Epilepsy and Social Security Disability -Why You're Getting Denied
If you have epilepsy and you've attempted to receive Social Security disability, you may know by now it's really hard to receive benefits.
In fact, unless you're meeting Social Security Medical Listing 11.02 for your epilepsy, it's likely you've been denied numerous times -if you have continued to pursue your claim and just didn't give up.
Let's start with Medical Listing 11.02:
Basically, you've got to have grand mal/tonic-clonic seizures for at least once a month for 3 consecutive months even with medication, or have experienced dyscognitive seizures at least once every 2 weeks for at least 3 consecutive months and those have severely interrupted your ability to function physically, understand information, interact with others, concentrate or take care of oneself.
The biggest issue is attempting to meet a medical listing, is that most, if not all people, don't go to the hospital every time they have a seizure. In other words, most of the time medical documentation is missing to help meet the above medical listing.
If that's the case, then the Social Security Administration (SSA) then turns to determining how your seizures affect your ability to perform daily tasks and complete basic work activities. -This can be a very large hurdle to overcome to convince SSA your seizures are so severe you are unable to hold down a job.
If you just have epilepsy and no other impairments, here's some things that can help you win your case:
1. Make sure you are documenting the seizures. Not only by someone close to you witnessing them and keeping a log, but also going to the hospital and getting tested and medically documenting them. This is probably the most important thing you can do to win your case. You have to have medical documentation of the frequency of the seizures. Of course, it seems trivial to keep going to the doctor when he or she has told you there is nothing that can be done, but what you're doing is making a medical record of their frequency and intensity.
2. Explain to your doctor and have him or her document what kind of limitations these seizures have on your ability to concentrate, stay on task, complete tasks, take care of yourself or others, drive, clean the house, cook for yourself, etc. By documenting these limitations, these translate to your ability (or inability) to perform basic work activities out in the workforce. For example, if you've attempted to work and you're having seizures during the day, then this can show you're unable to stay on task and complete projects at work. This helps reduce what kind of work you can perform, if you can do any job at all.
3. Make sure your doctor has gone so far as to revoke your driving privileges. This shows that your seizures are too frequent to allow you to drive and you are a danger to yourself and others behind the wheel.

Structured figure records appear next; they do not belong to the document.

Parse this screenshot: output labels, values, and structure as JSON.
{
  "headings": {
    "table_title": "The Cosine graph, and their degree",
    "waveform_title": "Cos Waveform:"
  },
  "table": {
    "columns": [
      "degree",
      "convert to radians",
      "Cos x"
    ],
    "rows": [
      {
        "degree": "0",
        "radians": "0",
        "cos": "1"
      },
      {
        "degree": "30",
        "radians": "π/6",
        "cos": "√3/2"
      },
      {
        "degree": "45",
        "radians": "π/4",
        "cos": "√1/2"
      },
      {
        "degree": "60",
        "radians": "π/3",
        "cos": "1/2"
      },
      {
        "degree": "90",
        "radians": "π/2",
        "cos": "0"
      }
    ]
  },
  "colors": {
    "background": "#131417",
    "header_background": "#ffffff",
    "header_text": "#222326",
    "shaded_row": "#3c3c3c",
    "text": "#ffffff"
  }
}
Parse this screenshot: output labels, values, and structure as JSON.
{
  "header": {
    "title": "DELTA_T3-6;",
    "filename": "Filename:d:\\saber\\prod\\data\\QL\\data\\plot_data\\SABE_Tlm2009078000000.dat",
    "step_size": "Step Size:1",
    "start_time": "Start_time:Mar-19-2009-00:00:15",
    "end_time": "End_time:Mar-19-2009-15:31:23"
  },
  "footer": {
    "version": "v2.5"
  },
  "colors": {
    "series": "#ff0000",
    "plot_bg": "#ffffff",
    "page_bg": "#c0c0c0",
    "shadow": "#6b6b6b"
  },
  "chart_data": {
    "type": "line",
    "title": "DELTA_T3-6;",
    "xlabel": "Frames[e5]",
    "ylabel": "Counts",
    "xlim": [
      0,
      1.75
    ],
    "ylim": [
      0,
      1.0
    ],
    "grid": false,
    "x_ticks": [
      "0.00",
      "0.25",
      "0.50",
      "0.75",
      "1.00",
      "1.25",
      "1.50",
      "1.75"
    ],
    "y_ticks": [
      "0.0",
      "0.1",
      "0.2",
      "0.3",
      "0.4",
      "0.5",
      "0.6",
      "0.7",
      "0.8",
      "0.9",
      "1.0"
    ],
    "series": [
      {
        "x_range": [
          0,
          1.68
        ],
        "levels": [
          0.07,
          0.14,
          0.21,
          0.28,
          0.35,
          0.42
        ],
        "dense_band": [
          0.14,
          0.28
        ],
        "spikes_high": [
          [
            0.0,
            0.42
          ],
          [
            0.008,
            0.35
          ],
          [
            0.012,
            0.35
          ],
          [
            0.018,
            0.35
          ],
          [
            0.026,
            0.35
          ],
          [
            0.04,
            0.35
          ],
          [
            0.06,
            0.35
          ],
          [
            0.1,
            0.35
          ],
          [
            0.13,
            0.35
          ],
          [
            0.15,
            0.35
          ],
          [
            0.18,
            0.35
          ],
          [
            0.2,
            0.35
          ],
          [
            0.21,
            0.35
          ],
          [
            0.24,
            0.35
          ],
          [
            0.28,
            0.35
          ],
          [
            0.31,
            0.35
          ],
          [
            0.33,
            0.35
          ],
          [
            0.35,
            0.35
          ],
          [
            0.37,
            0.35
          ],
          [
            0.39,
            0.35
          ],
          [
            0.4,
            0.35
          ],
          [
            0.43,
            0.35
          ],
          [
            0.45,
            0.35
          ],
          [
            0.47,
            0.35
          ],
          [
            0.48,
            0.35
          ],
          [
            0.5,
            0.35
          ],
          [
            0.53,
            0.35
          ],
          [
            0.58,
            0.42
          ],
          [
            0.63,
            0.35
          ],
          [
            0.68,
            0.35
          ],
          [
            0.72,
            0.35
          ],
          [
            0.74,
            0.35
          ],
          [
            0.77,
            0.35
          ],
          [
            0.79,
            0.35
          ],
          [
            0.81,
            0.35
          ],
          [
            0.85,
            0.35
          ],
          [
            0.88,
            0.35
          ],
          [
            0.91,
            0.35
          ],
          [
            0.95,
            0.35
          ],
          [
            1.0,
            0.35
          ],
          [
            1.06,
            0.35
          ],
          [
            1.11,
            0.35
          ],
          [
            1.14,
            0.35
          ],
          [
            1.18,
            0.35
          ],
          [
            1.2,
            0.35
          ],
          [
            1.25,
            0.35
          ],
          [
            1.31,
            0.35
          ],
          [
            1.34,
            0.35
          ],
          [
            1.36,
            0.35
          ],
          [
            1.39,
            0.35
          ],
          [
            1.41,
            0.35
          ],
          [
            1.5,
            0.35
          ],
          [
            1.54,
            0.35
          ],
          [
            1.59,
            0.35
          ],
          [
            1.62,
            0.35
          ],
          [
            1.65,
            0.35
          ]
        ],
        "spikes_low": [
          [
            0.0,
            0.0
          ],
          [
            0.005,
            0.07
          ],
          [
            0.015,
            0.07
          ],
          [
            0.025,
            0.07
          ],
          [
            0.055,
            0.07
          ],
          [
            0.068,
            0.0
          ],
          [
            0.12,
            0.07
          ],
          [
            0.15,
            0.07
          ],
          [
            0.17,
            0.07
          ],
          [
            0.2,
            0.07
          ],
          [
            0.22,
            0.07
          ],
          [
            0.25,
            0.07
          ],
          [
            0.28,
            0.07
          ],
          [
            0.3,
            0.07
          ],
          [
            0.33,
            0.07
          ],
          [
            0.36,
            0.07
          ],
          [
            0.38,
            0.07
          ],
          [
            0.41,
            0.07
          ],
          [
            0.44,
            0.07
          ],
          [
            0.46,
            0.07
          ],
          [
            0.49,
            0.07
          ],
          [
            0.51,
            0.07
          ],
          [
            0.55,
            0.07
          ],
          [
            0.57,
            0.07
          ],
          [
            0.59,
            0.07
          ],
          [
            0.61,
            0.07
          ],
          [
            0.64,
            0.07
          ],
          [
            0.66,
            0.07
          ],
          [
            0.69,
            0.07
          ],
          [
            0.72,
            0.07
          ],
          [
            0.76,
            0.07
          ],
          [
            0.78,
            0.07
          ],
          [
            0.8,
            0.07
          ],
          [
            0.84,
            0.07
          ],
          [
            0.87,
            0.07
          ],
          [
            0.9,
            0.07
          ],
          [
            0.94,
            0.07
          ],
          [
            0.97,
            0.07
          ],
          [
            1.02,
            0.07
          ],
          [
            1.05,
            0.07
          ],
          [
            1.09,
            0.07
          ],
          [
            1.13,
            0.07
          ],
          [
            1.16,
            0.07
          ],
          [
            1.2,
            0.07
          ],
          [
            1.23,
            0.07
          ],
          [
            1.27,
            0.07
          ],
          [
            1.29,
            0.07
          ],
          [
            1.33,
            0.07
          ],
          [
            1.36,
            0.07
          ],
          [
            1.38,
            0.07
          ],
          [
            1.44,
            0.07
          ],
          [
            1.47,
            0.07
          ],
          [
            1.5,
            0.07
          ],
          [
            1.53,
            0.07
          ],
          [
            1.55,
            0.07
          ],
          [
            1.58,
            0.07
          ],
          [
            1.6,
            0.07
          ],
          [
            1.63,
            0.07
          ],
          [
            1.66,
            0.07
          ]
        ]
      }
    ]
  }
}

SSA will look at this to see if you are still able to drive.
4. Get a letter from your past employer(s) stating you were terminated because of your seizure activity. Also, have them document what they witnessed when you had a seizure.
5. Keep getting medical treatment. I can't say this enough. It is extremely important you continue to get CT scans and update your medical records. Large gaps in medical treatment can sabotage your chances of being approved. You must have consistent medical evidence.
Epilepsy is a strange impairment when it comes to Social Security disability. On the surface, it seems almost a given that someone is unable to work if they are having seizures daily or a couple of times per week. People often urinate on themselves, lose consciousness for extended periods of time, take a very long time to recover, require multiple rest breaks throughout the day, etc. These are all things that certainly could keep someone from working.
However, SSA is very hard to convince when it comes to just having epilepsy. I've been before judges in the past that believed someone could have a seizure in the morning and again at night and still be able to go to work in between. Unbelievable as it may sound, this is more common than the exception. If you do file for Social Security disability and are alleging only epilepsy, then be prepared to get denied and have to appeal and keep appealing your case.
Last thing, be absolutely sure your impairment truly is epilepsy. There are many things that can cause a seizure. Even stress alone can cause consistent seizures. If your doctor is listing your seizure activity as something other than epilepsy, you're going to need to do something about this. Seizure activity, without some other kind of impairment, is not going to be enough to be successful on your Social Security disability case.